Last night we had one of our remote pops get a pretty direct lightning
hit. We get stuff damaged by lightning from time to time, but this was
an
interesting one.
We had a power metering device, UPS, cisco 26xx, PM3, remote power
manager, hub, and two Alvarion radio links. The building owner checked
to
make sure there were no fires, and one of our staff went there and
unplugged things till morning. I figured it was all toast and grabbed
some
spare equipment on the way to work.
First things... One antenna on the tower had a hole blown in it and
melted
metal was visible. Indoors, the radios spot-welded themselves to the
rack
shelf they were on. This was inches from the PM3. Most of the fuses in
the
telco T1 smartjacks were toasted and they had to replace cards in a T1
repeater as well, and they had to replace a bunch of gas tube
arrestors.
Neighbors lost phone lines. I'm glad I was not there, even though I
think
lightning is damn cool to observe.
The power meter was totally smoked but still working. We won't reuse
it.
The shelf the radios were on has scorch marks on it and on it's rack
ears.
The PM3 racks ear screws were scorched.
The UPS had scorch marks on it's rack ear holes. The hub got a few bad
ports out of the deal. The electric outlet was scorched. Nastiness in
all
the possible electrical paths. Yes, our coax had arrestors on it.

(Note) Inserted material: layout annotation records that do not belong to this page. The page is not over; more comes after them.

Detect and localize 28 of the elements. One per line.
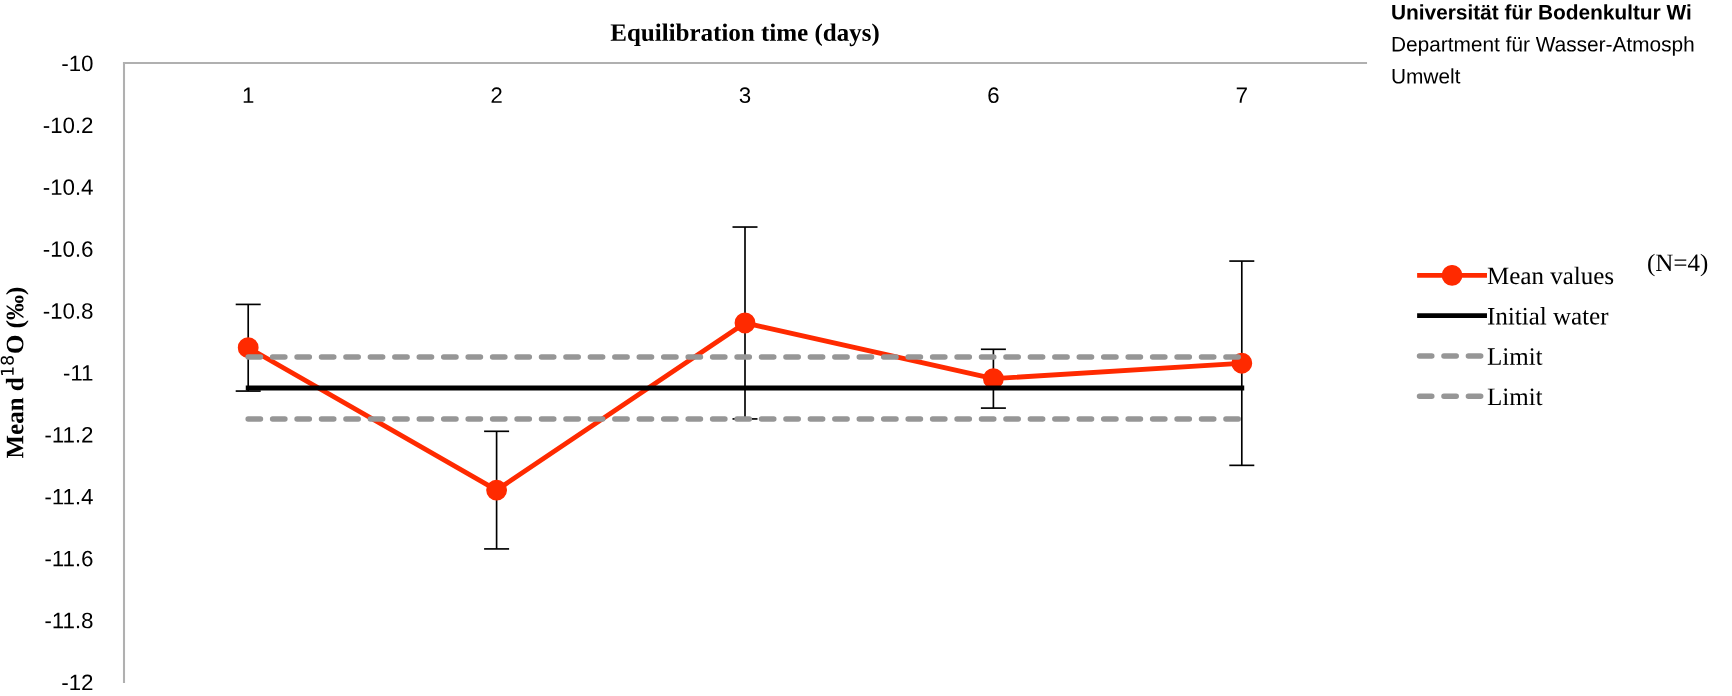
- x-axis-title: Equilibration time (days): [610, 23, 879, 47]
- y-tick-label: -11.8: [45, 612, 93, 629]
- x-tick-label: 2: [491, 87, 502, 103]
- point: [486, 479, 508, 501]
- x-tick-label: 7: [1236, 87, 1247, 103]
- x-tick-label: 6: [988, 87, 999, 104]
- legend-label: Initial water: [1487, 307, 1609, 325]
- x-tick-label: 1: [243, 87, 254, 103]
- y-axis-title: Mean d$^{18}$O (‰): [0, 287, 29, 459]
- y-tick-label: -10.2: [43, 117, 93, 134]
- y-tick-label: -11.4: [45, 489, 93, 505]
- y-tick-label: -11.2: [45, 426, 93, 443]
- text: Universität für Bodenkultur Wi: [1392, 4, 1691, 20]
- y-tick-label: -11.6: [45, 550, 93, 567]
- y-tick-label: -10: [62, 55, 93, 72]
- text: Department für Wasser-Atmosph: [1392, 36, 1694, 56]
- text: (N=4): [1648, 253, 1708, 277]
- legend-label: Limit: [1487, 348, 1543, 365]
- x-tick-label: 3: [739, 87, 751, 104]
- y-tick-label: -10.4: [43, 179, 93, 196]
- legend-label: Limit: [1487, 388, 1543, 406]
- y-tick-label: -10.8: [43, 303, 93, 319]
- y-tick-label: -11: [63, 365, 93, 381]
- y-tick-label: -12: [62, 674, 93, 691]
- legend-label: Mean values: [1487, 266, 1614, 285]
- y-tick-label: -10.6: [43, 241, 93, 257]
- text: Umwelt: [1392, 68, 1461, 84]
- point: [734, 312, 756, 334]
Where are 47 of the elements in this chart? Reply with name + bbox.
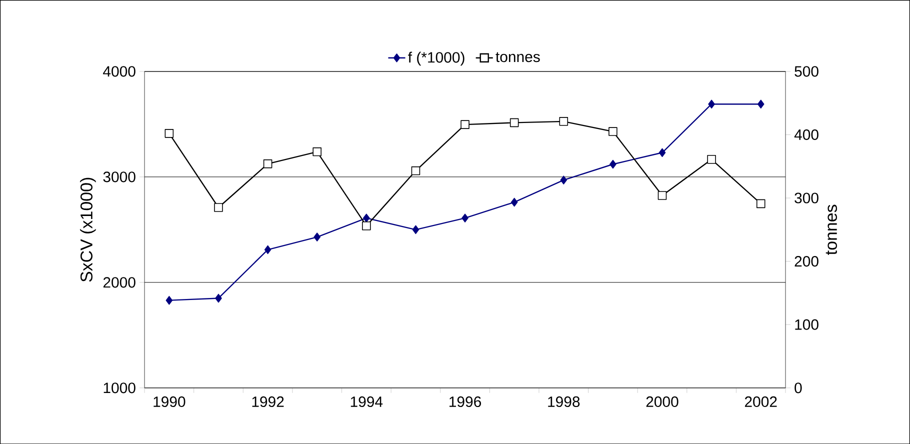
point bbox=[757, 100, 764, 108]
point bbox=[756, 199, 766, 208]
point bbox=[510, 118, 519, 127]
y2-tick-label: 0 bbox=[794, 382, 802, 394]
x-tick-label: 1994 bbox=[350, 396, 383, 407]
point bbox=[312, 147, 322, 156]
x-tick-label: 2000 bbox=[646, 396, 678, 407]
point bbox=[164, 128, 174, 138]
point bbox=[263, 159, 272, 168]
y2-tick-label: 500 bbox=[794, 66, 818, 77]
point bbox=[460, 120, 470, 129]
legend-label: tonnes bbox=[496, 52, 540, 62]
point bbox=[412, 225, 420, 234]
x-tick-label: 1992 bbox=[252, 396, 284, 407]
y-tick-label: 1000 bbox=[104, 382, 136, 394]
y2-tick-label: 200 bbox=[794, 256, 818, 266]
x-tick-label: 1996 bbox=[450, 396, 482, 407]
point bbox=[314, 232, 320, 242]
point bbox=[560, 176, 568, 184]
point bbox=[215, 294, 222, 302]
y2-tick-label: 400 bbox=[794, 129, 818, 140]
point bbox=[411, 166, 420, 176]
y-tick-label: 4000 bbox=[103, 66, 136, 77]
legend-label: f (*1000) bbox=[408, 52, 464, 66]
point bbox=[559, 116, 568, 126]
point bbox=[264, 245, 272, 254]
x-tick-label: 1990 bbox=[154, 396, 186, 407]
y2-tick-label: 300 bbox=[794, 192, 818, 204]
point bbox=[658, 148, 666, 157]
point bbox=[214, 202, 223, 212]
point bbox=[707, 154, 716, 164]
point bbox=[166, 296, 173, 305]
point bbox=[708, 100, 715, 108]
point bbox=[610, 160, 616, 168]
x-tick-label: 2002 bbox=[744, 396, 777, 407]
y2-tick-label: 100 bbox=[795, 319, 818, 330]
y-tick-label: 3000 bbox=[103, 171, 136, 182]
point bbox=[608, 127, 618, 136]
point bbox=[362, 221, 371, 230]
y-axis-title: SxCV (x1000) bbox=[80, 178, 96, 282]
y2-axis-title: tonnes bbox=[826, 204, 838, 255]
point bbox=[658, 190, 667, 200]
point bbox=[363, 214, 370, 222]
point bbox=[462, 214, 468, 222]
y-tick-label: 2000 bbox=[103, 276, 136, 288]
x-tick-label: 1998 bbox=[548, 396, 580, 407]
point bbox=[510, 198, 518, 206]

We took things back to the office and tested. The PM3 is fine, except
for
some black marks as in the picture. It's taking calls now, less than
24
hours later. The Cisco, UPS, and remote power manager are all fine. We
put
new radios, coax & antennae, new hub, and new power meter and are back
in
business. We're still using the same rack and shelf with
character-rich
scars on it now.
I think having everything bolted to a rack provided a good common
ground
for the equipment and prevented each piece of gear from toasting the
next
piece in line because they were all bolted together. The pm3 is
basically
a faraday cage inside of a faraday cage, so it managed well, but I'm
still
suprised it didn't ruin an ethernet or T1 ports. The cisco had a
straight
ethernet cable to a radio and still survived suprisingly.